Explanation of the Code

• Dataset Selection
  The Iris dataset is chosen from scikit-learn. It’s a popular real-world dataset with 150 samples of iris flowers described by four features. Since hierarchical clustering is unsupervised, we only use the feature values and ignore the class labels.

• Feature Scaling
  Before clustering, the feature values are standardized. This ensures that all features contribute equally to the distance calculations, which is critical for distance-based algorithms like hierarchical clustering.

• Distance Calculation and Linkage Matrix
  Hierarchical clustering starts by calculating the distances between all pairs of points. It then uses a method called Ward’s linkage, which aims to minimize the variance within clusters during the merging process. This step creates a linkage matrix, which tells the algorithm which clusters to merge at each step and at what distance.

• Building the Hierarchy
  Initially, every data point is considered its own cluster. The algorithm finds the two closest clusters (based on Ward’s linkage) and merges them. This process is repeated, building a hierarchy of clusters from bottom-up until all points belong to one giant cluster.

• Dendrogram Visualization
  A dendrogram is used to visualize how clusters are formed at each stage. Each branch of the tree represents a merge.
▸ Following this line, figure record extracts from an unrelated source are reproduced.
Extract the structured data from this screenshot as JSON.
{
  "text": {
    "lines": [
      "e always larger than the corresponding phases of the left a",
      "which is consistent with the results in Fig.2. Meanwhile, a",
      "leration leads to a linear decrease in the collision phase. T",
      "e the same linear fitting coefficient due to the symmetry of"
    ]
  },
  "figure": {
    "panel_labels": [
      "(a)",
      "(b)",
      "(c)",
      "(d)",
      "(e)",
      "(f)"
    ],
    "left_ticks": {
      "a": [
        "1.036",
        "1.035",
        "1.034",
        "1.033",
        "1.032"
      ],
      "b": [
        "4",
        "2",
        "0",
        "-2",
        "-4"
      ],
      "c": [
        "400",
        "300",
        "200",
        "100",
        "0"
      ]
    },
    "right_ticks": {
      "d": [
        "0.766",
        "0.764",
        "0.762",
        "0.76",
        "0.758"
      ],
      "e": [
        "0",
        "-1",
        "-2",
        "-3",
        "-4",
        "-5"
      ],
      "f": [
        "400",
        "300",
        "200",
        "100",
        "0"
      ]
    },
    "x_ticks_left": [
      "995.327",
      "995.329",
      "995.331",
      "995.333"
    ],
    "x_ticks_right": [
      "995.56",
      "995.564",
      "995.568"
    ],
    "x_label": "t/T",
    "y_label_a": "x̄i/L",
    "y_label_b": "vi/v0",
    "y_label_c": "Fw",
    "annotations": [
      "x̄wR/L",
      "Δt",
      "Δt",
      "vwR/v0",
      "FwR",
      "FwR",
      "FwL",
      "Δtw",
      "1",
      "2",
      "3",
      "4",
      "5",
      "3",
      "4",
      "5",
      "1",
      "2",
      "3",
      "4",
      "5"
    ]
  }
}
By analyzing the height of these branches, one can decide where to “cut” the tree to form the desired number of clusters.

Conclusion

Hierarchical clustering is a powerful and intuitive unsupervised learning technique that builds a tree-like hierarchy of clusters without requiring you to define the number of clusters beforehand. By successively merging or dividing clusters based on distance metrics and linkage criteria, it uncovers natural groupings in the data and presents them in a visual format through a dendrogram.

Its flexibility, interpretability, and ability to reveal nested structures make it especially useful in exploratory data analysis, bioinformatics, customer segmentation, and anomaly detection. However, it does come with challenges—particularly with scalability and sensitivity to outliers.

When applied to real-world datasets like the Iris dataset, hierarchical clustering provides meaningful insights into underlying patterns. By standardizing data, applying an appropriate linkage method, and visualizing the results, one can make informed decisions about groupings that emerge naturally from the data.

Whether you’re working with small datasets or seeking rich visual insights through dendrograms, hierarchical clustering remains a go-to technique in the data scientist’s toolkit.